What needs to be done?
Because local meanings of ownership reveal important and unnoticed aspects of resource allocation the authors recommend that ‘researchers should not assume that their own understanding of ownership coincides with the local understanding or that a community shares a single understanding of ownership’ rather, the study cautions, ‘researchers need to unpack the very concept of ownership and understand its local permutations’. This recommendation is particularly relevant for livestock ownership because the already-ambiguous understandings of ownership are made even more ambiguous by the informal nature of livestock ownership arrangements (as compared to land, for example).

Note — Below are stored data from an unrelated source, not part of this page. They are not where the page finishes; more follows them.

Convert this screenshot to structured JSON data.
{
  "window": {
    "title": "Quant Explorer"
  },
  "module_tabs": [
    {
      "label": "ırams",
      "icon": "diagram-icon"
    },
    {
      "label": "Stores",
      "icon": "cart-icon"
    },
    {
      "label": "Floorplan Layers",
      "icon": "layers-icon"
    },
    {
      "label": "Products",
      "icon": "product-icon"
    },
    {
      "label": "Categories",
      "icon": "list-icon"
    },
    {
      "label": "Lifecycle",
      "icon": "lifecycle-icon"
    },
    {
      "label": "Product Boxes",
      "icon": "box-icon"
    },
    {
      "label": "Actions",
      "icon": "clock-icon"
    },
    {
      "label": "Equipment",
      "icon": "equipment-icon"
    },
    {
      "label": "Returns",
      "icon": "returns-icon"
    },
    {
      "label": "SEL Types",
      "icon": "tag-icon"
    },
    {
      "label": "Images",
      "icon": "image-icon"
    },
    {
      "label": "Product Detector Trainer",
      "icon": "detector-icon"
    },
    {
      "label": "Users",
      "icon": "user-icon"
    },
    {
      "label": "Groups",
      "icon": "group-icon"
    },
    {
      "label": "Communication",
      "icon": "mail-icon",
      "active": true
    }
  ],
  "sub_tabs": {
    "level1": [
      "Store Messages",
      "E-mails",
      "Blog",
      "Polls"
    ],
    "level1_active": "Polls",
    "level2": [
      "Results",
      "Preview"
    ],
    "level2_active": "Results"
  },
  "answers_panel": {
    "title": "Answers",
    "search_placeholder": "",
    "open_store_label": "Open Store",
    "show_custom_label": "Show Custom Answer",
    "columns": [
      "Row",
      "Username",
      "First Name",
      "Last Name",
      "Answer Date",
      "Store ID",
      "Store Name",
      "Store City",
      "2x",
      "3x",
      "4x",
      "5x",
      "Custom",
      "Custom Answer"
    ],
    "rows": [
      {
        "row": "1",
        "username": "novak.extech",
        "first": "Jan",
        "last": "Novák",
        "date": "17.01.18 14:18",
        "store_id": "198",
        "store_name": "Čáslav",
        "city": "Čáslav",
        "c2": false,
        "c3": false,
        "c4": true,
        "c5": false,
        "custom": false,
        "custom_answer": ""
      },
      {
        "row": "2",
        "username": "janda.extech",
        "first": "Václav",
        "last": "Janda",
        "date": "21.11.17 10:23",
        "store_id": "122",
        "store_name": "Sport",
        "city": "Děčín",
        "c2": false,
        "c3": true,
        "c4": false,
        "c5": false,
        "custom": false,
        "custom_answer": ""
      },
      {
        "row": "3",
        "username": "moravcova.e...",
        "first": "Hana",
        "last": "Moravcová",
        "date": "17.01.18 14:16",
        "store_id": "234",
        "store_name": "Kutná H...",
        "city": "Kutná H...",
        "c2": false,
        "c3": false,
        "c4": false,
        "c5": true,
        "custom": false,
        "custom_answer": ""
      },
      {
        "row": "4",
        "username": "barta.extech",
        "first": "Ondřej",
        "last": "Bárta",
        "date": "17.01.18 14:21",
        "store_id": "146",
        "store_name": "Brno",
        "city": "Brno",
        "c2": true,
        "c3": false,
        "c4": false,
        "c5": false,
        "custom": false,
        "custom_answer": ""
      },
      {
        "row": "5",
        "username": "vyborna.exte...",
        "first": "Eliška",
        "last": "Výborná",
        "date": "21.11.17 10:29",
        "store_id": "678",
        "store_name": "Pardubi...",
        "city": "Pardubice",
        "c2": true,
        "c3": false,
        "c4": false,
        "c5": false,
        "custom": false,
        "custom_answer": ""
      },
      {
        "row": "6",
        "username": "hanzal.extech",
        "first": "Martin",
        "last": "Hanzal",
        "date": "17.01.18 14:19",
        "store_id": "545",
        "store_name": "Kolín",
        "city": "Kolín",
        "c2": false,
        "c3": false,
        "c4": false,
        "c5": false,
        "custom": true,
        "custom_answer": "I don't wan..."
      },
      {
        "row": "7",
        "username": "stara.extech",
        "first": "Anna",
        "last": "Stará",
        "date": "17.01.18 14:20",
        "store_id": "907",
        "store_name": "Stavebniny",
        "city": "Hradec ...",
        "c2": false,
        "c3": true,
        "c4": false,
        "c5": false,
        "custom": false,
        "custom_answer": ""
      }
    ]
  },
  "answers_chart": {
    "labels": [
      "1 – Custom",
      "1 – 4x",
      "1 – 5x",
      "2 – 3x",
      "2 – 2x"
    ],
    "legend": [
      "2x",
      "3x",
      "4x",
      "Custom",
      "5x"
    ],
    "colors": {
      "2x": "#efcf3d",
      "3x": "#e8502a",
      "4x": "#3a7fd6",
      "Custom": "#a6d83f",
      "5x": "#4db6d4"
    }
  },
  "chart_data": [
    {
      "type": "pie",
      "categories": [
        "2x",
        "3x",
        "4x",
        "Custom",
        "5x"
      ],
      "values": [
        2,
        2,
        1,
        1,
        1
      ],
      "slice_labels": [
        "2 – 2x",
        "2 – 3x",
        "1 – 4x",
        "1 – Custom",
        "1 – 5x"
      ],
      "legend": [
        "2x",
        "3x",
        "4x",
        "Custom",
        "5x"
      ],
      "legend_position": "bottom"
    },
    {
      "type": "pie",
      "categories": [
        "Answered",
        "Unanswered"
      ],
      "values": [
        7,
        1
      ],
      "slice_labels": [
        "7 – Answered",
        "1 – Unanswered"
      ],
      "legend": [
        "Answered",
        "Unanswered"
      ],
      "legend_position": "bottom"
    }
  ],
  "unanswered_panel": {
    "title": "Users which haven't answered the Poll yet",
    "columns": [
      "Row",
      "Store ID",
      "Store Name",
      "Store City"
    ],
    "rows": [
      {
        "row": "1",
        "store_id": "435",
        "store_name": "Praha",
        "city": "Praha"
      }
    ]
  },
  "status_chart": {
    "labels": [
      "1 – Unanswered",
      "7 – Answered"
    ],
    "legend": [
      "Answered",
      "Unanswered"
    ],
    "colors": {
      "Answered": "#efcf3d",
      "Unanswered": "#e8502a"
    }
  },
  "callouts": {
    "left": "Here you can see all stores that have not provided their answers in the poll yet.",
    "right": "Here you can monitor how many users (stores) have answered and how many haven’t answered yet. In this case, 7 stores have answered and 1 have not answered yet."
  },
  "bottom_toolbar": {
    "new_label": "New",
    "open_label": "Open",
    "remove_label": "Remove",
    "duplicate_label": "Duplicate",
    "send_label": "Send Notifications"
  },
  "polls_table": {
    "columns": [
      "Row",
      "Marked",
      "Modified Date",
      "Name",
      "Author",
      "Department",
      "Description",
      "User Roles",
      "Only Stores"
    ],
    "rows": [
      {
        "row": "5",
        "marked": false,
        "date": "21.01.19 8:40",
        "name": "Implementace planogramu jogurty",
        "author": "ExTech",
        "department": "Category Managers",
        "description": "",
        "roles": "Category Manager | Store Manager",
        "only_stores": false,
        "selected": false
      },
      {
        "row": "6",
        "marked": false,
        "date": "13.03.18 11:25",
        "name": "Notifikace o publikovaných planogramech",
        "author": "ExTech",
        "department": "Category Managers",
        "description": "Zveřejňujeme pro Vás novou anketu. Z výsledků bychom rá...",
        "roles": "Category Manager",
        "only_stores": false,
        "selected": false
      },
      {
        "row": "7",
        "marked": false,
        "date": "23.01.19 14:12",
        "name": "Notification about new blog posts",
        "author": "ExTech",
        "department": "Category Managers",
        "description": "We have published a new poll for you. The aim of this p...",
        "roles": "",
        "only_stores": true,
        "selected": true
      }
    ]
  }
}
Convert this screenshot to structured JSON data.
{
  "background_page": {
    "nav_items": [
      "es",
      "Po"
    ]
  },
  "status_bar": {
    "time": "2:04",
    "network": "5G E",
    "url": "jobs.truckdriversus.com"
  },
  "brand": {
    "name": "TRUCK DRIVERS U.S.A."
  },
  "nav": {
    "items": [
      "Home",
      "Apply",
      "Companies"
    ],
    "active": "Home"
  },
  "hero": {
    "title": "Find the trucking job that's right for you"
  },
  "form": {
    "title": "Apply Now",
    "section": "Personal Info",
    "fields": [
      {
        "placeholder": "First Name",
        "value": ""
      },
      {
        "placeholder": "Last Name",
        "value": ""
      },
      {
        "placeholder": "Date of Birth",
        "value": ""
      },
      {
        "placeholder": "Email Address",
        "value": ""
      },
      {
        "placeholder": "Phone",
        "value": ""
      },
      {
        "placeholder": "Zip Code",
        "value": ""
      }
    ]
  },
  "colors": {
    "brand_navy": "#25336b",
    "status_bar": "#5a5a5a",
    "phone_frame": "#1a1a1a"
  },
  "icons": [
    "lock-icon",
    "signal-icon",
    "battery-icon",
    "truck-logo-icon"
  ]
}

The study shows that, irrespective of the various understandings and systems of ownership, resource arrangements favored men. It also shows that different women and men preferred different arrangements of livestock ownership. These arrangements in turn, had significant implications on intra-household roles, decision-making and ultimately food security. Therefore, the paper concludes, rather than assessing “who owns what resources” (as it is usually done in quantitative and qualitative tools and surveys in particular) that seems to mean little, researchers need to ask more specific questions about resource management and benefit sharing based on the study focus. The paper argues that exploring local meanings of ownership can provide a way of appreciating local and intra-household priorities and preferences related to resource ownership. Such an appreciation can improve projects (such as the CGIAR research program on Livestock and Fish) that aim to enhance intra-household gender equity and food security. Finally, the study argues that leveraging knowledge of these understandings and arrangements is used to foster new social arrangements and gender roles to progress towards gender equity.